Now that the era of profound irresponsibility seems to be over in Washington, it should be over in Berkeley as well. The law school has erected a shield around Yoo which he doesn’t deserve, and that should end.  

One egregious example: Yoo took part about a year ago in a panel discussion at something called the BCLT Privacy Lecture. The handful of audience members were greeted with the boldly printed  

 

BCLT PRIVACY LECTURE RULES:  

NO Cans, Bottles or Fruit.  

NO Banners or Signs.  

NO Sound-Making Devices.  

NO Disturbances during the Program, including NO Standing. 

NO Yelling. 

NO Behavior that disrupts the event or prevents the speakers from being heard or being able to continue. 

 

In other words, plenty of protection for John Yoo’s First Amendment rights, and plenty of provision for his complete comfort as he exercised them. Also, not stated but clear to all, NO Torture, NO Search and Seizure, NO Invasion of Yoo’s cozy home in Lafayette (or somewhere else through the tunnel).  
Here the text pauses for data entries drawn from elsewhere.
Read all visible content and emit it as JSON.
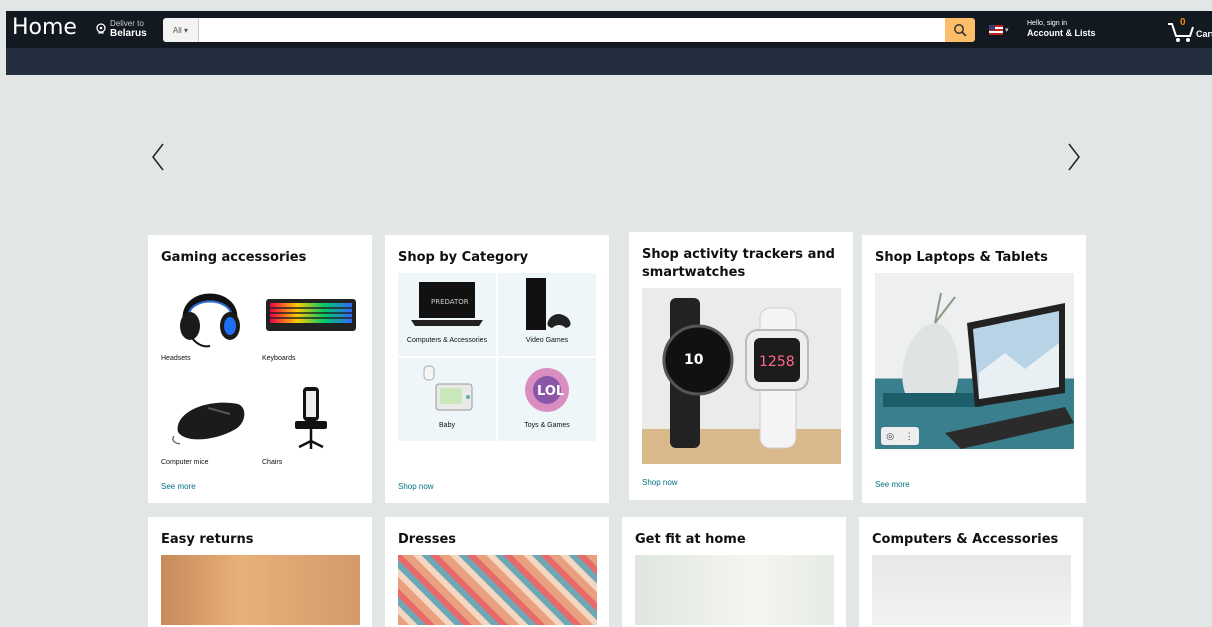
{
  "header": {
    "logo": "Home",
    "deliver_small": "Deliver to",
    "deliver_big": "Belarus",
    "search_category": "All",
    "search_placeholder": "",
    "flag_caret": "▾",
    "account_small": "Hello, sign in",
    "account_big": "Account & Lists",
    "cart_count": "0",
    "cart_label": "Cart"
  },
  "icons": {
    "search": "search-icon",
    "location": "location-pin-icon",
    "cart": "cart-icon",
    "prev": "chevron-left-icon",
    "next": "chevron-right-icon"
  },
  "colors": {
    "nav": "#131921",
    "subnav": "#232f3e",
    "search_button": "#febd69",
    "link": "#007185",
    "cart_count": "#f08804"
  },
  "cards": {
    "gaming": {
      "title": "Gaming accessories",
      "items": [
        "Headsets",
        "Keyboards",
        "Computer mice",
        "Chairs"
      ],
      "link": "See more"
    },
    "category": {
      "title": "Shop by Category",
      "items": [
        "Computers & Accessories",
        "Video Games",
        "Baby",
        "Toys & Games"
      ],
      "link": "Shop now"
    },
    "trackers": {
      "title": "Shop activity trackers and smartwatches",
      "watch_left": "10",
      "watch_right": "1258",
      "link": "Shop now"
    },
    "laptops": {
      "title": "Shop Laptops & Tablets",
      "link": "See more"
    },
    "returns": {
      "title": "Easy returns"
    },
    "dresses": {
      "title": "Dresses"
    },
    "fit": {
      "title": "Get fit at home"
    },
    "computers": {
      "title": "Computers & Accessories"
    }
  }
}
Law school dean Christopher Edley is President Obama’s old professor, and it’s time for him to show that he has as much class as the president’s appointees Holder and Panetta. Yoo is currently a visiting faculty member at a lesser academic institution in Southern California, and that’s a good place for him to stay. Edley could just drop him an e-mail suggesting that he needn’t bother to come back, and Berkeley’s long and embarrassing Yoo nightmare would be over.